La settimana della partita contro il Napoli rappresenta uno spartiacque emblematico per il Milan. Da un lato, un club strutturato, con un allenatore forte come Antonio Conte e una proprietà presente. Dall’altro, il Milan di RedBird, un fondo che ha scelto di non puntare su Conte e che ora naviga tra debiti e rivoluzioni.
Il peso della gestione RedBird

Nel dicembre 2024, RedBird Capital ha investito 170 milioni di euro per rifinanziare il prestito con Elliott, riducendo la quota di capitale a 489 milioni di euro e fissando una nuova scadenza del debito a luglio 2028. Il tasso d’interesse del 7% rappresenta un onere significativo, portando il totale dei debiti a 610 milioni di euro. A questo si aggiunge l’inevitabile ristrutturazione dirigenziale, con l’arrivo di un nuovo direttore sportivo atteso ad aprile e la scelta di un nuovo allenatore nelle prossime settimane.
Sul piano finanziario, il Milan ha recentemente chiuso con un utile di 4,1 milioni di euro nel 2023-24, dopo i 6,1 milioni del 2022-23, i primi risultati positivi dal 2006. Tuttavia, le prospettive non sono rosee: l’assenza dalla Champions League per il 2025-26 e la mancata qualificazione al Mondiale per club pesano come macigni sul bilancio, minacciando un passivo che RedBird sperava di evitare.
Il confronto con la gestione Elliott al Milan
La comparazione con la precedente gestione Elliott è inevitabile. Il fondo statunitense ha affrontato una complessa ripresa economica, riducendo progressivamente il disavanzo da -155,9 milioni nel 2018-19 a -66,5 milioni nel 2021-22. I numeri dell’era RedBird raccontano una storia differente: 600 milioni iniziali, 170 per il rifinanziamento e ulteriori 55 milioni per il progetto stadio. In termini di mercato, Elliott ha osato di più, spendendo cifre considerevoli per giocatori come Paquetá (38,4 milioni) e Piatek (35 milioni), mentre RedBird ha adottato un approccio più prudente, con il solo Santiago Gimenez arrivato a gennaio 2025 per oltre 30 milioni di euro.

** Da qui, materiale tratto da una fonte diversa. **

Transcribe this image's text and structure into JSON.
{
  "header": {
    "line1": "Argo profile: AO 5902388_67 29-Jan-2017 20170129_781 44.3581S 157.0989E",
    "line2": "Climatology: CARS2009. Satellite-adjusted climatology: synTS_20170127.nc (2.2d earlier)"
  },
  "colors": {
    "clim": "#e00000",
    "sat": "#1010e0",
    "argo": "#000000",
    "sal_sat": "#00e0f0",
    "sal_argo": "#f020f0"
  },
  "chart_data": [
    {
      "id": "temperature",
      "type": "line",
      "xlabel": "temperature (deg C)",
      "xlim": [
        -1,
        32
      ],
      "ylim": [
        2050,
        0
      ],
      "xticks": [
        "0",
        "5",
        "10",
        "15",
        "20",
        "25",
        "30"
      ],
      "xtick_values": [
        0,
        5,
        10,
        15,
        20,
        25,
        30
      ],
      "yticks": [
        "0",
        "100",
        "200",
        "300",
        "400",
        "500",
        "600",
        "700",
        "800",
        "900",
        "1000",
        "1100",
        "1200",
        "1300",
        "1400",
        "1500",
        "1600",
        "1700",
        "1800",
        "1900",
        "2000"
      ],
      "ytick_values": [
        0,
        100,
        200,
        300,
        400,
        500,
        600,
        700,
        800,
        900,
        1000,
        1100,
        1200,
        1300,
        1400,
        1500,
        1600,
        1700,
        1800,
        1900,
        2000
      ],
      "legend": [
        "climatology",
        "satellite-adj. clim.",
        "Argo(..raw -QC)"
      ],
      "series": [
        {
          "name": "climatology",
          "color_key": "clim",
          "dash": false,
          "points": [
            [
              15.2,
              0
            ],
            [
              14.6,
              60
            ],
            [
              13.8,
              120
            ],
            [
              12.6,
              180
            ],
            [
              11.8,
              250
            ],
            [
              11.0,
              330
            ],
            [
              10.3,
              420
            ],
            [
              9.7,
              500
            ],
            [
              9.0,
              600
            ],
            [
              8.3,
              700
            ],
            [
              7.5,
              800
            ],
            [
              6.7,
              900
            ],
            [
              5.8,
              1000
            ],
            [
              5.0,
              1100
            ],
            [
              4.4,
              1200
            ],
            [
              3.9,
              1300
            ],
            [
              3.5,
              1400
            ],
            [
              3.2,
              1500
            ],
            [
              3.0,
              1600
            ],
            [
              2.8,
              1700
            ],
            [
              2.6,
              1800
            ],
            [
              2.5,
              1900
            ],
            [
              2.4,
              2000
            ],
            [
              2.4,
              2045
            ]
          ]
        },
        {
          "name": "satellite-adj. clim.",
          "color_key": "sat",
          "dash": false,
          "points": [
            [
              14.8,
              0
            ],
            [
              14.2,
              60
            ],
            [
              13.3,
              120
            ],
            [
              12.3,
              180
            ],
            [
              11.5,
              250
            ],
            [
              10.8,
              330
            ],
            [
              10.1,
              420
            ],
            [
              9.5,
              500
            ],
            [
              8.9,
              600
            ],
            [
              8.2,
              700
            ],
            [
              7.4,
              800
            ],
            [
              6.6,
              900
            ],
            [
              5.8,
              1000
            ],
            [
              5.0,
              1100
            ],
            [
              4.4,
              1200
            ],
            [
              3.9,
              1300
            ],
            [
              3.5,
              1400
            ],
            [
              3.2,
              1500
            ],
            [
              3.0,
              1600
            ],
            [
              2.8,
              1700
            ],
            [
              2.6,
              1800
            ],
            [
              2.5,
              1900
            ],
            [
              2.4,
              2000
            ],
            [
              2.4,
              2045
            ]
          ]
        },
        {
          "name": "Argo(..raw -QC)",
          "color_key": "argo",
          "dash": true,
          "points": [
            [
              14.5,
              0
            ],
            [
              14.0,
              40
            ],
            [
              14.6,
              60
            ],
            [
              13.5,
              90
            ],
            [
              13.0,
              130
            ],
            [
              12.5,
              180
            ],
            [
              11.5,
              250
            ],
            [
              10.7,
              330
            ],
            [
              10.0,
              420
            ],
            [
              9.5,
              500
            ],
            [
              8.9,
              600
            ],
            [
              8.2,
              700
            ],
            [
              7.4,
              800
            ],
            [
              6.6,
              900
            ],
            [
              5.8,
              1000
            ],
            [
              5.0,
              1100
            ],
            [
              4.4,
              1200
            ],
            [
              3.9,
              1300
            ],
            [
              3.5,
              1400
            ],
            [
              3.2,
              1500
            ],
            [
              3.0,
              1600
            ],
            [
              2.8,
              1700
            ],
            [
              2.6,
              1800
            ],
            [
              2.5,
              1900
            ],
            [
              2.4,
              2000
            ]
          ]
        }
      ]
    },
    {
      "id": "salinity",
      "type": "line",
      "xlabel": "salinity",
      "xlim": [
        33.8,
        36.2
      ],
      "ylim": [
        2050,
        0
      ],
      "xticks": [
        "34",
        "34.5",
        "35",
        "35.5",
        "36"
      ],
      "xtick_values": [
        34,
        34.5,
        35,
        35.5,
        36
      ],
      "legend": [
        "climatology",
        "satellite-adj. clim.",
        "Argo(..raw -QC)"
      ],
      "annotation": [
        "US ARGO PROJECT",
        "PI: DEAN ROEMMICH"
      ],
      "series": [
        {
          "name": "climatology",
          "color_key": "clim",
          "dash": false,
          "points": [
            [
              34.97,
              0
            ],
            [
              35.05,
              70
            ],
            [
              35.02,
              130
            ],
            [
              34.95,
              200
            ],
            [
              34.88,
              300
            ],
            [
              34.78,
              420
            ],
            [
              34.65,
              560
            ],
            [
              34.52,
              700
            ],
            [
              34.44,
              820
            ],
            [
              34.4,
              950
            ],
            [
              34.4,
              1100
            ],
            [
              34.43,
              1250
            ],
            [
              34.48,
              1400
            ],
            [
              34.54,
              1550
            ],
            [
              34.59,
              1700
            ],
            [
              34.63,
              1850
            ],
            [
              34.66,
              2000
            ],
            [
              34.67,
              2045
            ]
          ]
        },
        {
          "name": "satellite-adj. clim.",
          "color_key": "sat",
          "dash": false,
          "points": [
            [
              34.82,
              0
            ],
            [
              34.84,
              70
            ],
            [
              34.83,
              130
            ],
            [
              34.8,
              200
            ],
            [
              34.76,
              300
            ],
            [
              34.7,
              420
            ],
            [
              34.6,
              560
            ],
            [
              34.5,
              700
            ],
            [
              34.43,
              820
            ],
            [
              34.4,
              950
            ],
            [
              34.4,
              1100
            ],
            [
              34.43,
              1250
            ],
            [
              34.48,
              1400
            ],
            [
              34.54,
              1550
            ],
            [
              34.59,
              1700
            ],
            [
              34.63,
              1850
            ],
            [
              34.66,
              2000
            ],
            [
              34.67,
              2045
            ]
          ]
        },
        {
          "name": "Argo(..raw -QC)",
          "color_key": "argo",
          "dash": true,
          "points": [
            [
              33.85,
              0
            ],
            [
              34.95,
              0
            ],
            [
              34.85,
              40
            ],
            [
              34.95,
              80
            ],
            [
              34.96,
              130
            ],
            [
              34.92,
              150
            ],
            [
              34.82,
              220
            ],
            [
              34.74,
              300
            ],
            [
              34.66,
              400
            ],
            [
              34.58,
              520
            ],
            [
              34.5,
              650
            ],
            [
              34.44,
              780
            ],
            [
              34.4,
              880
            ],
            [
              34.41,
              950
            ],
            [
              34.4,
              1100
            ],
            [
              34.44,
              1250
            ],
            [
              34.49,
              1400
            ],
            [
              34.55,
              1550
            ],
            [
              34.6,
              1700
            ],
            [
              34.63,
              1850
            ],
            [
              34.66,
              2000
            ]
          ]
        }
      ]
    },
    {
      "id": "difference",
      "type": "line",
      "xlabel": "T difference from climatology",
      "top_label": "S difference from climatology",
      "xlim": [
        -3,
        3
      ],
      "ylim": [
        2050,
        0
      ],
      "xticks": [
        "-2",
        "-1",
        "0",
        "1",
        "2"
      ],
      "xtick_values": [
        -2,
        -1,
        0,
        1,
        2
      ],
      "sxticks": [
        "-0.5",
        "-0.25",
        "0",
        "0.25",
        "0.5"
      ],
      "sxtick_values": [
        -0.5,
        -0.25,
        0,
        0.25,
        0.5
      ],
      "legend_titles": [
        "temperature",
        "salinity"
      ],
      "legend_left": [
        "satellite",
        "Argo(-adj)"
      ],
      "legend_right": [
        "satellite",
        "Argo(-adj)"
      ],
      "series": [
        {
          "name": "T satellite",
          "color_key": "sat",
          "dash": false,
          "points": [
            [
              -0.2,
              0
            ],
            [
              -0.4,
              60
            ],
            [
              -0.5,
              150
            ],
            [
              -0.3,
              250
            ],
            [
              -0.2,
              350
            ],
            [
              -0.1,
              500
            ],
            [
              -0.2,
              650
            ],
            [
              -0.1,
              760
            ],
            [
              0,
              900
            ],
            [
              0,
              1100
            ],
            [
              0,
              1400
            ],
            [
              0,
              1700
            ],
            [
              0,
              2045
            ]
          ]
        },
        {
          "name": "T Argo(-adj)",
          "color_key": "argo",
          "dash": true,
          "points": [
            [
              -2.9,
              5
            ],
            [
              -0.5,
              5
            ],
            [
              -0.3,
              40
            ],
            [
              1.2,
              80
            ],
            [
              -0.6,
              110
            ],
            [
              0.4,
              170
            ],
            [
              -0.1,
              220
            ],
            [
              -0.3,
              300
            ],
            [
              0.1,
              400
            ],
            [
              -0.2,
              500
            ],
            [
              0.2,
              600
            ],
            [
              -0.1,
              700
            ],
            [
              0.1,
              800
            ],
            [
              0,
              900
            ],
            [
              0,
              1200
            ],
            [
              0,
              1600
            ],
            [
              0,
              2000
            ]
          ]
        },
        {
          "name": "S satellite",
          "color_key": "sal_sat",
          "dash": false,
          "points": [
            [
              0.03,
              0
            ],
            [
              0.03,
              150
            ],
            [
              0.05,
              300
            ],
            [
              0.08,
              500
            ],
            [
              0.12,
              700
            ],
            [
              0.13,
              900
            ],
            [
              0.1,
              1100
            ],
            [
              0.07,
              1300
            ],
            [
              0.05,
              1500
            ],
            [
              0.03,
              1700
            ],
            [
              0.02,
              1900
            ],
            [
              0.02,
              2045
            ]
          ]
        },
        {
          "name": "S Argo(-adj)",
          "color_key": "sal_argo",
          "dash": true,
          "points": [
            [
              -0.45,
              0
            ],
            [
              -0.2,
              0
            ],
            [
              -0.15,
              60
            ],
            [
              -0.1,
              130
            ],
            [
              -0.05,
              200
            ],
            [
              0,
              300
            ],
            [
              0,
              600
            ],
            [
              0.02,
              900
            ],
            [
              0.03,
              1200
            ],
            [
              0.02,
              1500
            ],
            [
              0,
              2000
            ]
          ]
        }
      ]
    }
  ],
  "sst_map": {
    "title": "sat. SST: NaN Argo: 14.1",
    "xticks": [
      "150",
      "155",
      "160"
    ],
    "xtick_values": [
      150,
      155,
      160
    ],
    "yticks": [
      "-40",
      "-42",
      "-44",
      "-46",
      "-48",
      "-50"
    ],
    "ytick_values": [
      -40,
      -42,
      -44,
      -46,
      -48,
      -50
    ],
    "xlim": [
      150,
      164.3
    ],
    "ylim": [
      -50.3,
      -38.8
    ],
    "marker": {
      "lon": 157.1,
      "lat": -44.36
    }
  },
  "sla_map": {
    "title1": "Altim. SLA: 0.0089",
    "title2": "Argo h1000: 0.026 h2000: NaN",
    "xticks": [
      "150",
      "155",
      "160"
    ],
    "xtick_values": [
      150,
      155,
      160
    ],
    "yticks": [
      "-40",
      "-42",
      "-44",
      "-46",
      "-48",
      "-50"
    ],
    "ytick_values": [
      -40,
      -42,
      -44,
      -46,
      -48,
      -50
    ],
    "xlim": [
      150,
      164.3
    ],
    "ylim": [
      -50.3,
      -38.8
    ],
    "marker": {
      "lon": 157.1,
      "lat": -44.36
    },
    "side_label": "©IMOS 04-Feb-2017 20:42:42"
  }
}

Il 2023 ha visto il club investire su profili come Reijnders (20,5 milioni), Pulisic (20,8 milioni) e Loftus-Cheek (19 milioni), ma la vera rivoluzione è arrivata nella scorsa estate con Morata, Pavlovic, Fofana ed Emerson Royal per circa 65 milioni complessivi. Una politica oculata che, però, non ha portato i risultati sperati sul campo.
I rischi dell’anno zero
Il 2025 si presenta come l’anno zero del nuovo corso milanista. RedBird è chiamata a una svolta radicale: la scelta dell’allenatore e la rifondazione della rosa saranno decisive. L’attuale ciclo si è dimostrato fallimentare e il club ha urgente bisogno di un’identità rinnovata. La volontà di completare l’acquisizione dell’area di San Siro entro luglio 2025 è parte del progetto a lungo termine, ma senza risultati sportivi concreti, tutto rischia di rimanere solo sulla carta.

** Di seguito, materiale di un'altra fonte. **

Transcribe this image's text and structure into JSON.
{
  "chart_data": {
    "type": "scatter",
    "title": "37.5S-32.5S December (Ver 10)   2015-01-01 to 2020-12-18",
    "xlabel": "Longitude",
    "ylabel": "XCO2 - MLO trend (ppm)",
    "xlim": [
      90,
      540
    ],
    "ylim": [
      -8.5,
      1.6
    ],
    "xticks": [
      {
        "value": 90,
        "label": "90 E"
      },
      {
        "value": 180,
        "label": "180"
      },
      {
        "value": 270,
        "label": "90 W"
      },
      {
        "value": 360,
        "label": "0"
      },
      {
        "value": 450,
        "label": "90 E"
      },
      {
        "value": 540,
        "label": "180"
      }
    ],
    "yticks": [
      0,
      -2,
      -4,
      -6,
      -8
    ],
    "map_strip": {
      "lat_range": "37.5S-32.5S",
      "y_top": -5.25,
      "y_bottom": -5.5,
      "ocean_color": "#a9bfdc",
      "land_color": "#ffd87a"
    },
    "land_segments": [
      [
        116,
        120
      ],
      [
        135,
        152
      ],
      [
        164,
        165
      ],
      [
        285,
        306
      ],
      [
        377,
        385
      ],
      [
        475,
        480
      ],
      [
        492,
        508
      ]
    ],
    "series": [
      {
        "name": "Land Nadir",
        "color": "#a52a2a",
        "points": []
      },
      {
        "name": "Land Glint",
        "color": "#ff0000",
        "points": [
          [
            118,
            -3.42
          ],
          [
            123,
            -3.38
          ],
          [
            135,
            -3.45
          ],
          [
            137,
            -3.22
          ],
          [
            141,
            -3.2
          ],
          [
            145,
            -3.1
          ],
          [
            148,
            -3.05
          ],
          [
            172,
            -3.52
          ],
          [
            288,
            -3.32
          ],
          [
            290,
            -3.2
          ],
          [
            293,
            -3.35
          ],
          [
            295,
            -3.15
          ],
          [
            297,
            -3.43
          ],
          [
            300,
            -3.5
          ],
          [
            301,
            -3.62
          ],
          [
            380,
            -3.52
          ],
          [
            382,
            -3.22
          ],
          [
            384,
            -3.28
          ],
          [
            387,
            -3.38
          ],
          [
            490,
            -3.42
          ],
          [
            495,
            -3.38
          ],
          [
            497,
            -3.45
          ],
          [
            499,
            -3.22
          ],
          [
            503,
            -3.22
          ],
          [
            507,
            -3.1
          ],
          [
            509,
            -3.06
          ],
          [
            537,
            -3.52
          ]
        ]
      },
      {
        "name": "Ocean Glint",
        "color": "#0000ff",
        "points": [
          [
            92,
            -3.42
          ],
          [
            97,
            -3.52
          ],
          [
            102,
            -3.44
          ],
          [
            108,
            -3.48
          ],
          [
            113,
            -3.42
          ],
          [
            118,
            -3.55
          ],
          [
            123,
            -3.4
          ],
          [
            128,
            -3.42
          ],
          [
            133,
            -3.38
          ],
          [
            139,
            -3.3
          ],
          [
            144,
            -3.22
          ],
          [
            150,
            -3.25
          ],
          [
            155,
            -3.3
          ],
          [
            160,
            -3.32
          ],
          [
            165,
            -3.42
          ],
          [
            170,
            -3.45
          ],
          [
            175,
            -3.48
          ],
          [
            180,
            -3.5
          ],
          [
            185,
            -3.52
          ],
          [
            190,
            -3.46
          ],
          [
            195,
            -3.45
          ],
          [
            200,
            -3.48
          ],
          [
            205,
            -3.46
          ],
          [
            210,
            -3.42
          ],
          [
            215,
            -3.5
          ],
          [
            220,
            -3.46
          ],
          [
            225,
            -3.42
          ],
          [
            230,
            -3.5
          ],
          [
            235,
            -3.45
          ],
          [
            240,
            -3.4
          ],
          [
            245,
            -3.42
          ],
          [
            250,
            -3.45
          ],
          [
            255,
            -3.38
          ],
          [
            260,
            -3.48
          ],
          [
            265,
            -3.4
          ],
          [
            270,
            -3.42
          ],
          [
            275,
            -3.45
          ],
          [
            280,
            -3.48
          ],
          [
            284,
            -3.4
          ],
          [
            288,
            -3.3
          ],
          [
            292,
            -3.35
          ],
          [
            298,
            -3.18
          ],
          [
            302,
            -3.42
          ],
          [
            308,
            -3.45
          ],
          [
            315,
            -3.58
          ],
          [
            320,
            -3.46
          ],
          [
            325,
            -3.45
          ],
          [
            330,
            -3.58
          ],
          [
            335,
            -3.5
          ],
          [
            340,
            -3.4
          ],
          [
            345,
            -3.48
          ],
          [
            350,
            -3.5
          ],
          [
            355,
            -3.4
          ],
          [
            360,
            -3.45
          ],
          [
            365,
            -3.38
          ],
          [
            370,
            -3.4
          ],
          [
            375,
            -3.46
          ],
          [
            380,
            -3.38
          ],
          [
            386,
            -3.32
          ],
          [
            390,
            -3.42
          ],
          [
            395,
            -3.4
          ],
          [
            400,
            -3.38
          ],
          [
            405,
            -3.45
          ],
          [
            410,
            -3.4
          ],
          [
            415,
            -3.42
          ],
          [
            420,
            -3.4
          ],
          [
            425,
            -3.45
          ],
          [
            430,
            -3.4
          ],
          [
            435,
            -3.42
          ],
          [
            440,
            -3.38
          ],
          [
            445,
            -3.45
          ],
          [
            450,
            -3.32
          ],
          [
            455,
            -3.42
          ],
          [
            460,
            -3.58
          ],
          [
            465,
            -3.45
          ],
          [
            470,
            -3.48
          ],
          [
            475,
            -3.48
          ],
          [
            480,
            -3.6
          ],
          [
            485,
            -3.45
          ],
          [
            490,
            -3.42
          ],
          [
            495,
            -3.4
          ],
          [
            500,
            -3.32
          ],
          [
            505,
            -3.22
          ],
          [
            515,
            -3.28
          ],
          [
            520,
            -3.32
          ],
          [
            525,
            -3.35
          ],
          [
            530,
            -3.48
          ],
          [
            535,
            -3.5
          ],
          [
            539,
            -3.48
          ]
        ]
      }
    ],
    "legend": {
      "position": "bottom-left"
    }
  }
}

La sfida è duplice: da un lato, ridare competitività alla squadra sul campo; dall’altro, mantenere una sostenibilità finanziaria che permetta di continuare a crescere. Il Napoli, con il suo modello gestionale solido e il comando di Antonio Conte, rappresenta ciò che il Milan non è più: una squadra con una guida forte e una visione chiara.
Per il Milan, il 2025 è una linea di demarcazione tra il passato recente e il futuro incerto. Oggi il club rossonero deve ritrovare quella stabilità che da troppo tempo sembra smarrita. Solo il tempo dirà se la rivoluzione promessa sarà in grado di portare i frutti sperati o se il glorioso passato resterà ancora una volta solo un lontano ricordo.